Life Based Value ha lanciato da diversi anni il metodo Maam, acronimo di Maternity as a Master, un metodo di formazione che trasforma la genitorialità (e, in generale, tutte le intense esperienze di cura) in master per la crescita professionale. Questo metodo oggi è utilizzato da 70 aziende, conta circa 8mila partecipanti, ed è stato premiato a livello mondiale come innovazione sociale in grado di cambiare il paradigma del rapporto vita-lavoro.

 

“L’80% di chi partecipa al metodo Maam ritiene di aver migliorato notevolmente la maggioranza delle competenze, mentre il 90% dei partecipanti è più motivato, riscontra una migliore sinergia tra vita privata e vita lavorativa, ha più energia ed è meno stressato”, conferma Zazzaro.

 

Il tema della cura non riguarda, come si diceva, solo i genitori che devono crescere i figli.
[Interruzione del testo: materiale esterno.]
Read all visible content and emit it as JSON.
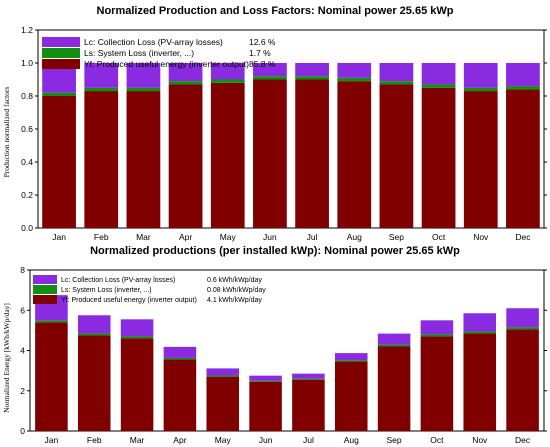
{
  "chart_data": [
    {
      "type": "bar",
      "stacked": true,
      "title": "Normalized Production and Loss Factors:  Nominal power 25.65 kWp",
      "ylabel": "Production normalized factors",
      "xlabel": "",
      "categories": [
        "Jan",
        "Feb",
        "Mar",
        "Apr",
        "May",
        "Jun",
        "Jul",
        "Aug",
        "Sep",
        "Oct",
        "Nov",
        "Dec"
      ],
      "ylim": [
        0,
        1.2
      ],
      "yticks": [
        "0.0",
        "0.2",
        "0.4",
        "0.6",
        "0.8",
        "1.0",
        "1.2"
      ],
      "legend_position": "top-left",
      "series": [
        {
          "name": "Yf: Produced useful energy  (inverter output)",
          "value_text": "85.8 %",
          "color": "#800000",
          "values": [
            0.8,
            0.83,
            0.83,
            0.87,
            0.88,
            0.9,
            0.9,
            0.89,
            0.87,
            0.85,
            0.83,
            0.84
          ]
        },
        {
          "name": "Ls: System Loss  (inverter, ...)",
          "value_text": "1.7 %",
          "color": "#109010",
          "values": [
            0.02,
            0.02,
            0.02,
            0.02,
            0.02,
            0.02,
            0.02,
            0.02,
            0.02,
            0.02,
            0.02,
            0.02
          ]
        },
        {
          "name": "Lc: Collection Loss (PV-array losses)",
          "value_text": "12.6 %",
          "color": "#8a2be2",
          "values": [
            0.18,
            0.15,
            0.15,
            0.11,
            0.1,
            0.08,
            0.08,
            0.09,
            0.11,
            0.13,
            0.15,
            0.14
          ]
        }
      ]
    },
    {
      "type": "bar",
      "stacked": true,
      "title": "Normalized productions (per installed kWp):  Nominal power 25.65 kWp",
      "ylabel": "Normalized Energy [kWh/kWp/day]",
      "xlabel": "",
      "categories": [
        "Jan",
        "Feb",
        "Mar",
        "Apr",
        "May",
        "Jun",
        "Jul",
        "Aug",
        "Sep",
        "Oct",
        "Nov",
        "Dec"
      ],
      "ylim": [
        0,
        8
      ],
      "yticks": [
        "0",
        "2",
        "4",
        "6",
        "8"
      ],
      "legend_position": "top-left",
      "series": [
        {
          "name": "Yf: Produced useful energy  (inverter output)",
          "value_text": "4.1 kWh/kWp/day",
          "color": "#800000",
          "values": [
            5.4,
            4.75,
            4.6,
            3.55,
            2.7,
            2.45,
            2.55,
            3.45,
            4.2,
            4.7,
            4.85,
            5.05
          ]
        },
        {
          "name": "Ls: System Loss  (inverter, ...)",
          "value_text": "0.08 kWh/kWp/day",
          "color": "#109010",
          "values": [
            0.1,
            0.1,
            0.1,
            0.08,
            0.06,
            0.05,
            0.05,
            0.07,
            0.09,
            0.1,
            0.1,
            0.1
          ]
        },
        {
          "name": "Lc: Collection Loss (PV-array losses)",
          "value_text": "0.6 kWh/kWp/day",
          "color": "#8a2be2",
          "values": [
            1.25,
            0.9,
            0.85,
            0.55,
            0.35,
            0.25,
            0.25,
            0.35,
            0.55,
            0.7,
            0.9,
            0.95
          ]
        }
      ]
    }
  ]
}
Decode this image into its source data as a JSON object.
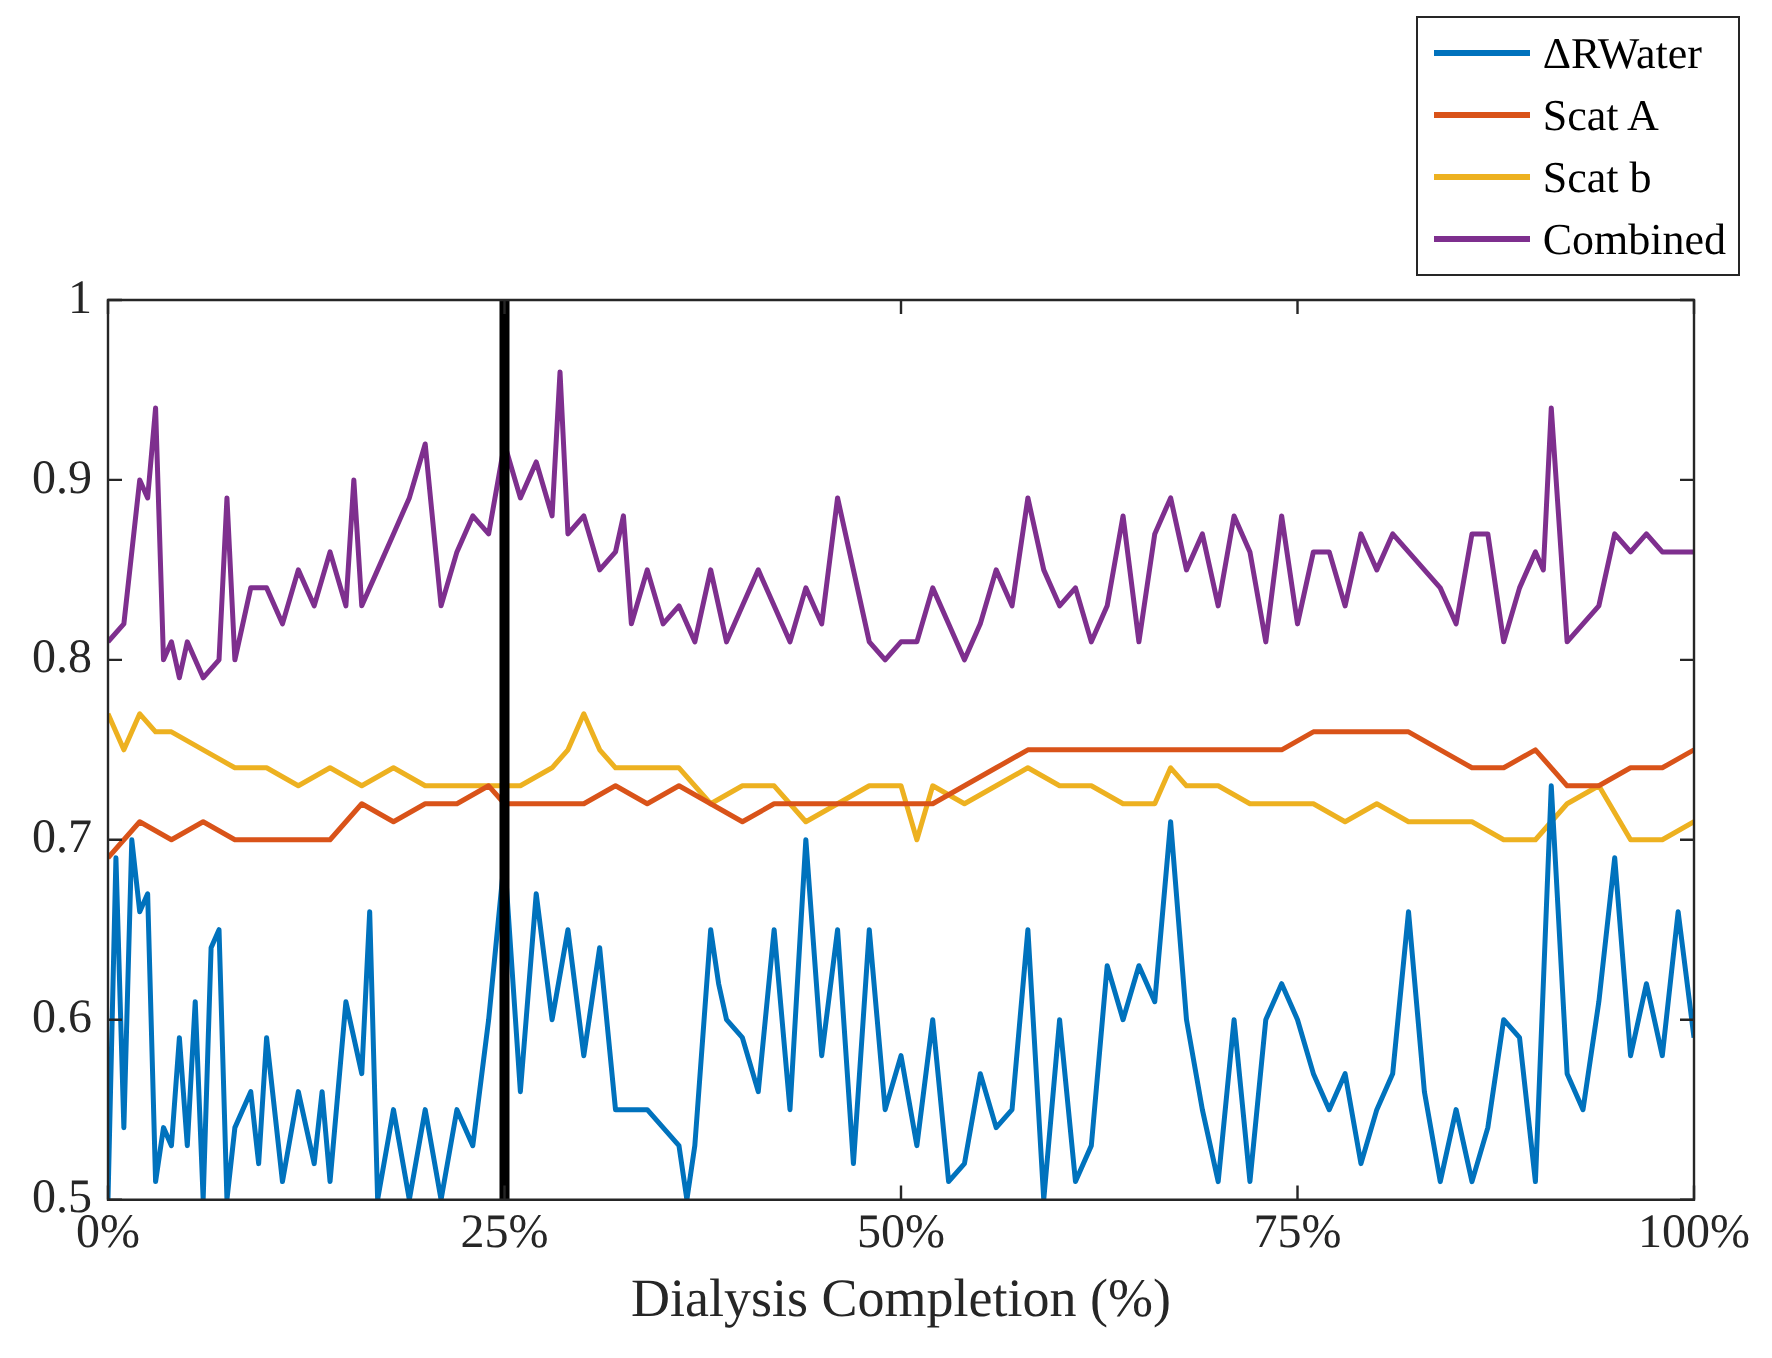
{
  "chart_data": {
    "type": "line",
    "xlabel": "Dialysis Completion (%)",
    "xlim": [
      0,
      100
    ],
    "xticks": [
      {
        "value": 0,
        "label": "0%"
      },
      {
        "value": 25,
        "label": "25%"
      },
      {
        "value": 50,
        "label": "50%"
      },
      {
        "value": 75,
        "label": "75%"
      },
      {
        "value": 100,
        "label": "100%"
      }
    ],
    "ylim": [
      0.5,
      1
    ],
    "yticks": [
      0.5,
      0.6,
      0.7,
      0.8,
      0.9,
      1
    ],
    "grid": false,
    "legend": "top right",
    "marker": "none",
    "line_style": "solid",
    "ref_lines": [
      {
        "axis": "x",
        "value": 25,
        "color": "#000000"
      }
    ],
    "series": [
      {
        "name": "ΔRWater",
        "color": "#0072bd",
        "x": [
          0,
          0.5,
          1,
          1.5,
          2,
          2.5,
          3,
          3.5,
          4,
          4.5,
          5,
          5.5,
          6,
          6.5,
          7,
          7.5,
          8,
          9,
          9.5,
          10,
          11,
          12,
          13,
          13.5,
          14,
          15,
          16,
          16.5,
          17,
          18,
          19,
          20,
          21,
          22,
          23,
          24,
          25,
          26,
          27,
          28,
          29,
          30,
          31,
          32,
          34,
          36,
          36.5,
          37,
          38,
          38.5,
          39,
          40,
          41,
          42,
          43,
          44,
          45,
          46,
          47,
          48,
          49,
          50,
          51,
          52,
          53,
          54,
          55,
          56,
          57,
          58,
          59,
          60,
          61,
          62,
          63,
          64,
          65,
          66,
          67,
          68,
          69,
          70,
          71,
          72,
          73,
          74,
          75,
          76,
          77,
          78,
          79,
          80,
          81,
          82,
          83,
          84,
          85,
          86,
          87,
          88,
          89,
          90,
          91,
          92,
          93,
          94,
          95,
          96,
          97,
          98,
          99,
          100
        ],
        "values": [
          0.5,
          0.69,
          0.54,
          0.7,
          0.66,
          0.67,
          0.51,
          0.54,
          0.53,
          0.59,
          0.53,
          0.61,
          0.5,
          0.64,
          0.65,
          0.5,
          0.54,
          0.56,
          0.52,
          0.59,
          0.51,
          0.56,
          0.52,
          0.56,
          0.51,
          0.61,
          0.57,
          0.66,
          0.5,
          0.55,
          0.5,
          0.55,
          0.5,
          0.55,
          0.53,
          0.6,
          0.69,
          0.56,
          0.67,
          0.6,
          0.65,
          0.58,
          0.64,
          0.55,
          0.55,
          0.53,
          0.5,
          0.53,
          0.65,
          0.62,
          0.6,
          0.59,
          0.56,
          0.65,
          0.55,
          0.7,
          0.58,
          0.65,
          0.52,
          0.65,
          0.55,
          0.58,
          0.53,
          0.6,
          0.51,
          0.52,
          0.57,
          0.54,
          0.55,
          0.65,
          0.5,
          0.6,
          0.51,
          0.53,
          0.63,
          0.6,
          0.63,
          0.61,
          0.71,
          0.6,
          0.55,
          0.51,
          0.6,
          0.51,
          0.6,
          0.62,
          0.6,
          0.57,
          0.55,
          0.57,
          0.52,
          0.55,
          0.57,
          0.66,
          0.56,
          0.51,
          0.55,
          0.51,
          0.54,
          0.6,
          0.59,
          0.51,
          0.73,
          0.57,
          0.55,
          0.61,
          0.69,
          0.58,
          0.62,
          0.58,
          0.66,
          0.59
        ]
      },
      {
        "name": "Scat A",
        "color": "#d95319",
        "x": [
          0,
          2,
          4,
          6,
          8,
          10,
          12,
          14,
          16,
          18,
          20,
          22,
          24,
          25,
          28,
          30,
          32,
          34,
          36,
          38,
          40,
          42,
          44,
          46,
          48,
          50,
          52,
          54,
          56,
          58,
          60,
          62,
          64,
          66,
          68,
          70,
          72,
          74,
          76,
          78,
          80,
          82,
          84,
          86,
          88,
          90,
          92,
          94,
          96,
          98,
          100
        ],
        "values": [
          0.69,
          0.71,
          0.7,
          0.71,
          0.7,
          0.7,
          0.7,
          0.7,
          0.72,
          0.71,
          0.72,
          0.72,
          0.73,
          0.72,
          0.72,
          0.72,
          0.73,
          0.72,
          0.73,
          0.72,
          0.71,
          0.72,
          0.72,
          0.72,
          0.72,
          0.72,
          0.72,
          0.73,
          0.74,
          0.75,
          0.75,
          0.75,
          0.75,
          0.75,
          0.75,
          0.75,
          0.75,
          0.75,
          0.76,
          0.76,
          0.76,
          0.76,
          0.75,
          0.74,
          0.74,
          0.75,
          0.73,
          0.73,
          0.74,
          0.74,
          0.75
        ]
      },
      {
        "name": "Scat b",
        "color": "#edb120",
        "x": [
          0,
          1,
          2,
          3,
          4,
          6,
          8,
          10,
          12,
          14,
          16,
          18,
          20,
          22,
          24,
          26,
          28,
          29,
          30,
          31,
          32,
          34,
          36,
          38,
          40,
          42,
          44,
          46,
          48,
          50,
          51,
          52,
          54,
          56,
          58,
          60,
          62,
          64,
          66,
          67,
          68,
          70,
          72,
          74,
          76,
          78,
          80,
          82,
          84,
          86,
          88,
          90,
          92,
          94,
          96,
          98,
          100
        ],
        "values": [
          0.77,
          0.75,
          0.77,
          0.76,
          0.76,
          0.75,
          0.74,
          0.74,
          0.73,
          0.74,
          0.73,
          0.74,
          0.73,
          0.73,
          0.73,
          0.73,
          0.74,
          0.75,
          0.77,
          0.75,
          0.74,
          0.74,
          0.74,
          0.72,
          0.73,
          0.73,
          0.71,
          0.72,
          0.73,
          0.73,
          0.7,
          0.73,
          0.72,
          0.73,
          0.74,
          0.73,
          0.73,
          0.72,
          0.72,
          0.74,
          0.73,
          0.73,
          0.72,
          0.72,
          0.72,
          0.71,
          0.72,
          0.71,
          0.71,
          0.71,
          0.7,
          0.7,
          0.72,
          0.73,
          0.7,
          0.7,
          0.71
        ]
      },
      {
        "name": "Combined",
        "color": "#7e2f8e",
        "x": [
          0,
          1,
          2,
          2.5,
          3,
          3.5,
          4,
          4.5,
          5,
          6,
          7,
          7.5,
          8,
          9,
          10,
          11,
          12,
          13,
          14,
          15,
          15.5,
          16,
          17,
          18,
          19,
          20,
          21,
          22,
          23,
          24,
          25,
          26,
          27,
          28,
          28.5,
          29,
          30,
          31,
          32,
          32.5,
          33,
          34,
          35,
          36,
          37,
          38,
          39,
          40,
          41,
          42,
          43,
          44,
          45,
          46,
          47,
          48,
          49,
          50,
          51,
          52,
          53,
          54,
          55,
          56,
          57,
          58,
          59,
          60,
          61,
          62,
          63,
          64,
          65,
          66,
          67,
          68,
          69,
          70,
          71,
          72,
          73,
          74,
          75,
          76,
          77,
          78,
          79,
          80,
          81,
          82,
          83,
          84,
          85,
          86,
          87,
          88,
          89,
          90,
          90.5,
          91,
          92,
          93,
          94,
          95,
          96,
          97,
          98,
          99,
          100
        ],
        "values": [
          0.81,
          0.82,
          0.9,
          0.89,
          0.94,
          0.8,
          0.81,
          0.79,
          0.81,
          0.79,
          0.8,
          0.89,
          0.8,
          0.84,
          0.84,
          0.82,
          0.85,
          0.83,
          0.86,
          0.83,
          0.9,
          0.83,
          0.85,
          0.87,
          0.89,
          0.92,
          0.83,
          0.86,
          0.88,
          0.87,
          0.92,
          0.89,
          0.91,
          0.88,
          0.96,
          0.87,
          0.88,
          0.85,
          0.86,
          0.88,
          0.82,
          0.85,
          0.82,
          0.83,
          0.81,
          0.85,
          0.81,
          0.83,
          0.85,
          0.83,
          0.81,
          0.84,
          0.82,
          0.89,
          0.85,
          0.81,
          0.8,
          0.81,
          0.81,
          0.84,
          0.82,
          0.8,
          0.82,
          0.85,
          0.83,
          0.89,
          0.85,
          0.83,
          0.84,
          0.81,
          0.83,
          0.88,
          0.81,
          0.87,
          0.89,
          0.85,
          0.87,
          0.83,
          0.88,
          0.86,
          0.81,
          0.88,
          0.82,
          0.86,
          0.86,
          0.83,
          0.87,
          0.85,
          0.87,
          0.86,
          0.85,
          0.84,
          0.82,
          0.87,
          0.87,
          0.81,
          0.84,
          0.86,
          0.85,
          0.94,
          0.81,
          0.82,
          0.83,
          0.87,
          0.86,
          0.87,
          0.86,
          0.86,
          0.86
        ]
      }
    ]
  }
}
E per questo Life Based Value ha arricchito la sua offerta formativa con contenuti e strumenti indirizzati a tutti i caregiver in azienda, attraverso la soluzione integrata Life Ready, che comprende il master dedicato ai neogenitori, ma anche quelli per coloro che si prendono cura, per esempio, di un genitore fragile.

 

“Mentre si stima che in Italia ogni anno le aziende spendano oltre 1 miliardo di euro per la formazione delle soft skill dei propri dipendenti, noi abbiamo individuato 19 competenze ‘soft’ che l’attività di cura familiare mette in campo e potenzia”, continua il CRO di Life Based Value.

 

“Le nostre soluzioni formative partono dalle esperienze di vita che, per noi, sono delle vere e proprie palestre di soft skill, e insegnano come trasferirle anche sul lavoro. Il risultato è una maggiore efficacia e produttività, ma anche un maggiore coinvolgimento, dato che le persone partecipano a un percorso dedicato alla fase di vita che stanno realmente vivendo. In questo modo, l’azienda riesce a coinvolgere la quasi totalità della popolazione aziendale, poiché la cura familiare rappresenta una responsabilità che copre tutte demografie e tutti i livelli professionali. Quello dei caregiver familiari è un fenomeno in forte crescita, non si può più ignorarlo”.